The cohort with childhood-onset schizophrenia was made up of eight girls and 13 boys with a mean age of 14 years (SD=1). The healthy comparison group was composed of 12 girls and 15 boys with a mean age of 13 years (SD=2). Neither age (t=1.56, N=21, 27, p<0.13) nor sex distribution (χ2=1.96, df=1, p<0.67) differed between the two groups. After onset of symptoms, the subjects with childhood-onset schizophrenia had an estimated mean full-scale IQ of 77 (SD=22, range=48–120), which differed significantly from that of the healthy comparison subjects (estimated mean full-scale IQ=121, SD=12, range=97–141) (Wilcoxon z=4.21, N=48, p<0.0001). Interrater reliability was good; kappa was >0.40, and percent agreement was >75% on all items, except four frontal release signs (snout, palmomental, glabellar tap, and jaw jerk), in which percent agreement ranged from 43% to 57%. Isolated abnormalities of cranial nerves, primary sensation, and strength occurred equally in both groups. Gaze impersistence was more common in the subjects with childhood-onset schizophrenia (χ2=14.15, df=1, p<0.001). Similarly, sensory integration face-hand test results were more frequently abnormal in the patients with childhood-onset schizophrenia (χ2=8.44, df=1, p<0.004). A higher incidence of increased passive tone while reinforcing movements were made with the opposite arm was especially common in healthy comparison adolescents younger than age 15, whereas the adolescents with childhood-onset schizophrenia were significantly more likely to exhibit increased passive tone in the absence of reinforcement, independent of age (χ2=7.31, df=1, p<0.03). Corticospinal tract signs were also significantly more common in the cohort with childhood-onset schizophrenia (χ2=7.31, df=1, p<0.03). Coordination was often abnormal in both groups; however, all of the healthy comparison adolescents with poor coordination were younger than age 15 (p<0.04, Fisher’s exact test), whereas no grouping by age was present in the cohort with childhood-onset schizophrenia (p>0.99, Fisher’s exact test). Choreiform movements were similarly significantly clustered in the younger healthy comparison adolescents (p<0.02, Fisher’s exact test) but were equally present in both younger and older adolescents with childhood-onset schizophrenia (p>0.99, Fisher’s exact test).

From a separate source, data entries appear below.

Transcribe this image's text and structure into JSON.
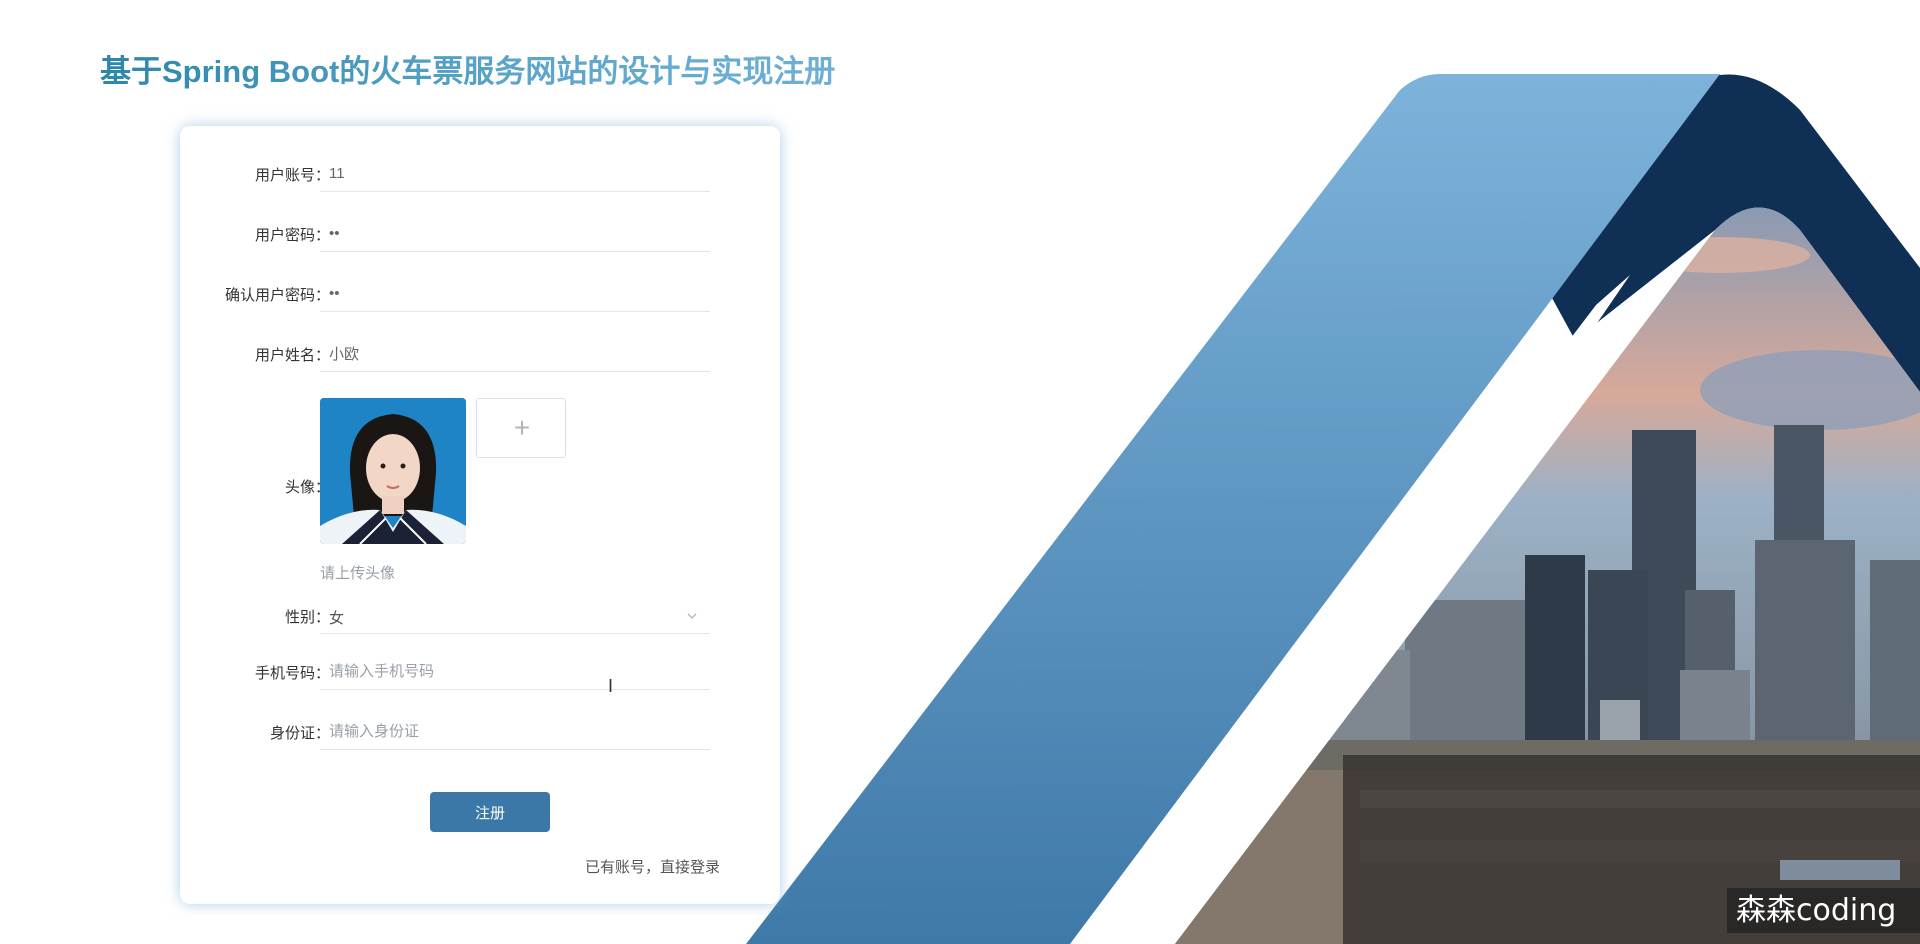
{
  "page": {
    "title": "基于Spring Boot的火车票服务网站的设计与实现注册"
  },
  "form": {
    "account": {
      "label": "用户账号：",
      "value": "11"
    },
    "password": {
      "label": "用户密码：",
      "value": "••"
    },
    "confirm_password": {
      "label": "确认用户密码：",
      "value": "••"
    },
    "real_name": {
      "label": "用户姓名：",
      "value": "小欧"
    },
    "avatar": {
      "label": "头像：",
      "upload_icon": "plus-icon",
      "tip": "请上传头像"
    },
    "gender": {
      "label": "性别：",
      "selected": "女",
      "arrow_icon": "chevron-down-icon"
    },
    "phone": {
      "label": "手机号码：",
      "value": "",
      "placeholder": "请输入手机号码"
    },
    "id_card": {
      "label": "身份证：",
      "value": "",
      "placeholder": "请输入身份证"
    },
    "submit_label": "注册",
    "login_link": "已有账号，直接登录"
  },
  "watermark": "森森coding",
  "colors": {
    "title": "#4a9ec3",
    "primary_button": "#3c78a7",
    "band_light": "#6aa6d4",
    "band_dark": "#0f2f54"
  }
}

Twelve healthy comparison adolescents but only three adolescents with childhood-onset schizophrenia exhibited no primitive reflexes (χ2=0.03, df=1, p<0.056). The number of primitive reflexes was significantly inversely correlated with age in the healthy comparison cohort (rs=–0.57, N=27, p<0.002) but not in the cohort with childhood-onset schizophrenia (rs=0.05, N=21, p<0.84).
At least one sign was present at neurologic examination in all (100%) of the adolescents with childhood-onset schizophrenia and in 26 (96%) of the 27 healthy comparison subjects. The group with schizophrenia had a mean of 6 (SD=2, range=2–10) signs per subject. The healthy comparison group had a mean of 4 (SD=2, range=0–8) signs per subject (Wilcoxon z=–3.30, N=18, 27, p<0.001). Because examination of primitive reflexes can have low interrater reliability (38), analyses were repeated with those signs excluded. Significant differences persisted.
No significant correlations were found between either the total number or type of abnormalities by specific neurologic subcategory and either ventricular size or total brain volume. Full-scale IQ correlated only inversely with the number of primitive reflexes in the healthy comparison cohort (rs=–0.64, N=27, p<0.02) but not in the patients.
The total number of neurologic signs decreased with age in the healthy comparison group (rs=–0.73, N=27, p<0.0001) but not in the group with childhood-onset schizophrenia (rs=–0.07, N=18, p<0.78). These correlations differed significantly (Wilcoxon z=–2.56, p=0.005, Fisher’s r-to-z transformation) (F1).